According to Verizon, 89% of business-related security breaches in 2015 came about as a result of phishing attempts by organized criminals. What’s more, Microsoft estimated in 2014 that the annual worldwide impact of phishing could be as high as $5 billion.
Earlier this year, the security awareness company Wombat Security Technologies published its “State of the Phish report” which indicates phishing is still a large and growing problem for organizations of all sizes. In the survey behind the report, 60% of respondents reported the rate of phishing attacks has increased overall. Incidents of spear phishing increased 22% from 2014 to 2015, with two-thirds of the survey respondents saying they experienced spear phishing in the past year.
While phishing is a serious concern for many organizations – especially those without a strong security awareness program – it’s certainly not the only area where end users tend to be the weakest link. For its report “Beyond the Phish,” Wombat analyzed the answers to nearly 20 million questions asked and answered around various topics in its Security Education Platform over the past two years. These questions are part of different organizations’ end user training and security awareness programs. According to the report, many people still struggle in the following areas:
It’s important to note that these statistics come from companies that use a security education platform to help employees learn to reduce risky cyber behaviors. It’s possible that people who work for companies that don’t have formal employee training might miss an even higher percentage of the same questions.
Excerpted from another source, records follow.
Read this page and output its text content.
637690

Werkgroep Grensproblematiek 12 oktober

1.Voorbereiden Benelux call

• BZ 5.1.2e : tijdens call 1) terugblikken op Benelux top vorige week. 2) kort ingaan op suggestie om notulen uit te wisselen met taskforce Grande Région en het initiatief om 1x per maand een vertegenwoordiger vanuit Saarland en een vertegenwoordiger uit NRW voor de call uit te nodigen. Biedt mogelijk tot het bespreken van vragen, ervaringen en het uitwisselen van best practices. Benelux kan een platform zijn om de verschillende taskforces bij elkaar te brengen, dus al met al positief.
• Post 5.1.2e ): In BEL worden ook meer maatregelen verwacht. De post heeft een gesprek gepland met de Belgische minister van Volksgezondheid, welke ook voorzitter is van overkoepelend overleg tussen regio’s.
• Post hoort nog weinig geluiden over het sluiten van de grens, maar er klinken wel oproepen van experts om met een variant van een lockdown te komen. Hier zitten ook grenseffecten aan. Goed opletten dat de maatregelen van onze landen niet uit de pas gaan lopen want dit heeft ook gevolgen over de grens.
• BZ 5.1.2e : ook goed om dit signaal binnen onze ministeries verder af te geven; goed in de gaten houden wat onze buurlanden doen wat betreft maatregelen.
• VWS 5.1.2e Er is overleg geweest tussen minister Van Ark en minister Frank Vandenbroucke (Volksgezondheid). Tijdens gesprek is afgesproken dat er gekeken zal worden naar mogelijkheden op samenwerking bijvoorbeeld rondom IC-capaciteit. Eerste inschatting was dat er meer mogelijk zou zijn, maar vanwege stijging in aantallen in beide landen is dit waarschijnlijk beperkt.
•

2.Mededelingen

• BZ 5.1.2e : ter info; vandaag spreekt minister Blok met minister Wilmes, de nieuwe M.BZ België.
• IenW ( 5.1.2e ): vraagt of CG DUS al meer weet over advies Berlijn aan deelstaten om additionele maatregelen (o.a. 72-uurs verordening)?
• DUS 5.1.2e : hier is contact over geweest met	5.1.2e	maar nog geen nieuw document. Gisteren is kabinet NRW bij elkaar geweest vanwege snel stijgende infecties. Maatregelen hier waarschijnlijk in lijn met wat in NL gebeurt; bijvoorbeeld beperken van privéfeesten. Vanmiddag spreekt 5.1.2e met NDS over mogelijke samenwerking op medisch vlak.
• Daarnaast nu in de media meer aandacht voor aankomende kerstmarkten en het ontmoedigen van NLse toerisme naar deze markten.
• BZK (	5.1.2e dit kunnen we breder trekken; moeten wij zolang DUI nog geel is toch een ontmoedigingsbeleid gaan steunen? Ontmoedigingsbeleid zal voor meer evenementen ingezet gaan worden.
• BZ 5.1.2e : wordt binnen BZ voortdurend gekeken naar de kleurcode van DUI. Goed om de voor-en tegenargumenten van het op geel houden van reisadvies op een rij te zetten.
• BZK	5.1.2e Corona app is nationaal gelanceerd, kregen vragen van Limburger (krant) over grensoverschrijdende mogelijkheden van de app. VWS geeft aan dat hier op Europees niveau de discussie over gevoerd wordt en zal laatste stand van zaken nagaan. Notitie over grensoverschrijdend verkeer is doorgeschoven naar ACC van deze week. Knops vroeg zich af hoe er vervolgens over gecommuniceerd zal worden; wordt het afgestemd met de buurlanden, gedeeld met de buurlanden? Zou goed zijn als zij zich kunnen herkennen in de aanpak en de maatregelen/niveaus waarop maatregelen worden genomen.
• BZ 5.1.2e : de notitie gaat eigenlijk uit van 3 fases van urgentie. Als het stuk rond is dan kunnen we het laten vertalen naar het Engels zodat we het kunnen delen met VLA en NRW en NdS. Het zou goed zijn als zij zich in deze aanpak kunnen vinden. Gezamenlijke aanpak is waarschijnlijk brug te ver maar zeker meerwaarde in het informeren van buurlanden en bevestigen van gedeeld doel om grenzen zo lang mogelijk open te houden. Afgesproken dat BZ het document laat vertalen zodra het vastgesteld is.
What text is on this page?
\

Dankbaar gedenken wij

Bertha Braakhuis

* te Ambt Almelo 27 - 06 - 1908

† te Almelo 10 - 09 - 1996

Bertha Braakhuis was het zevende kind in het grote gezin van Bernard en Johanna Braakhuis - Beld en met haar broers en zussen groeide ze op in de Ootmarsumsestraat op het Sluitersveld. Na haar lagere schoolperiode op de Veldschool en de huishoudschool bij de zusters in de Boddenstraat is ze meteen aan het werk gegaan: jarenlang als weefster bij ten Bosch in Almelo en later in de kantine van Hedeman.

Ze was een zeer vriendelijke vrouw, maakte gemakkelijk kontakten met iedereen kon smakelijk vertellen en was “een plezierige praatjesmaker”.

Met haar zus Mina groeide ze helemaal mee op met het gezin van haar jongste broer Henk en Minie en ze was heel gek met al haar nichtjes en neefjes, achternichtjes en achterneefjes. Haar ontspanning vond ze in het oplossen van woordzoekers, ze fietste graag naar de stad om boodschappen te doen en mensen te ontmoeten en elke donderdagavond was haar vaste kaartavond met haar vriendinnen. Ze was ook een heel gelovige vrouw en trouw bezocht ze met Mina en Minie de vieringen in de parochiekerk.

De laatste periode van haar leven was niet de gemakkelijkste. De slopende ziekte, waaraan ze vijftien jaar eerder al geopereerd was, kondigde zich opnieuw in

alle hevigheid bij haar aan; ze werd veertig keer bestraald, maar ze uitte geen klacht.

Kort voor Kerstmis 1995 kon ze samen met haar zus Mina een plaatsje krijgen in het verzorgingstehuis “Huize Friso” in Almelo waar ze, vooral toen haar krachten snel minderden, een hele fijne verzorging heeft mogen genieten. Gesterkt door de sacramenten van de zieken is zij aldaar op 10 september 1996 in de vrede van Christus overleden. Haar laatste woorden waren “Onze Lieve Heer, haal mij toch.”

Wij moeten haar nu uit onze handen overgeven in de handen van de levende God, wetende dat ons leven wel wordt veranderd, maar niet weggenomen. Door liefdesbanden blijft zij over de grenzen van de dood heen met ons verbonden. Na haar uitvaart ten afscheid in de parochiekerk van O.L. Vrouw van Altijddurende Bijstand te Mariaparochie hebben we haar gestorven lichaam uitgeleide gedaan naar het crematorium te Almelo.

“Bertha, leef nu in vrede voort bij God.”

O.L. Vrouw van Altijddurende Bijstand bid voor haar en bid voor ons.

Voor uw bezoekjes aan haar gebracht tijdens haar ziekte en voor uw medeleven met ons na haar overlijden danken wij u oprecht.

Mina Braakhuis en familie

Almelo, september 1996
Is the time and expense of attempting to modify risky end user behaviors through security awareness training worth it? After all, if one-fourth to one-third of workers that have been trained still struggle with key cybersecurity topics, what is the value of training? Plenty, according to a report by the Aberdeen Group entitled “The Last Mile in IT Security: Changing User Behaviors.”
Report author Derek Brink writes that the proportion of infections that result from user behaviors is estimated at between 70% and 95%. Thus it stands to reason that if user behavior could be modified to avoid risky actions, then malware infections will go down. Indeed, empirical before-and-after training click rates analyzed by Wombat show that malware infections can be reduced by 45% to 70% through user awareness and training.
Another Aberdeen research study shows that user awareness and training provides another benefit to companies: there is a strong and consistent correlation between investment in this type of training and the achievement of top business performance. In short, companies perform better when their workers receive IT security training. These research results can be found in the Aberdeen report "Successful IT Security Projects Invest Not Only in Technologies, But Also in People."
Though humans are often the weak link in cybersecurity, with a little awareness training and some solid behavioral guidelines, we can shore up that link.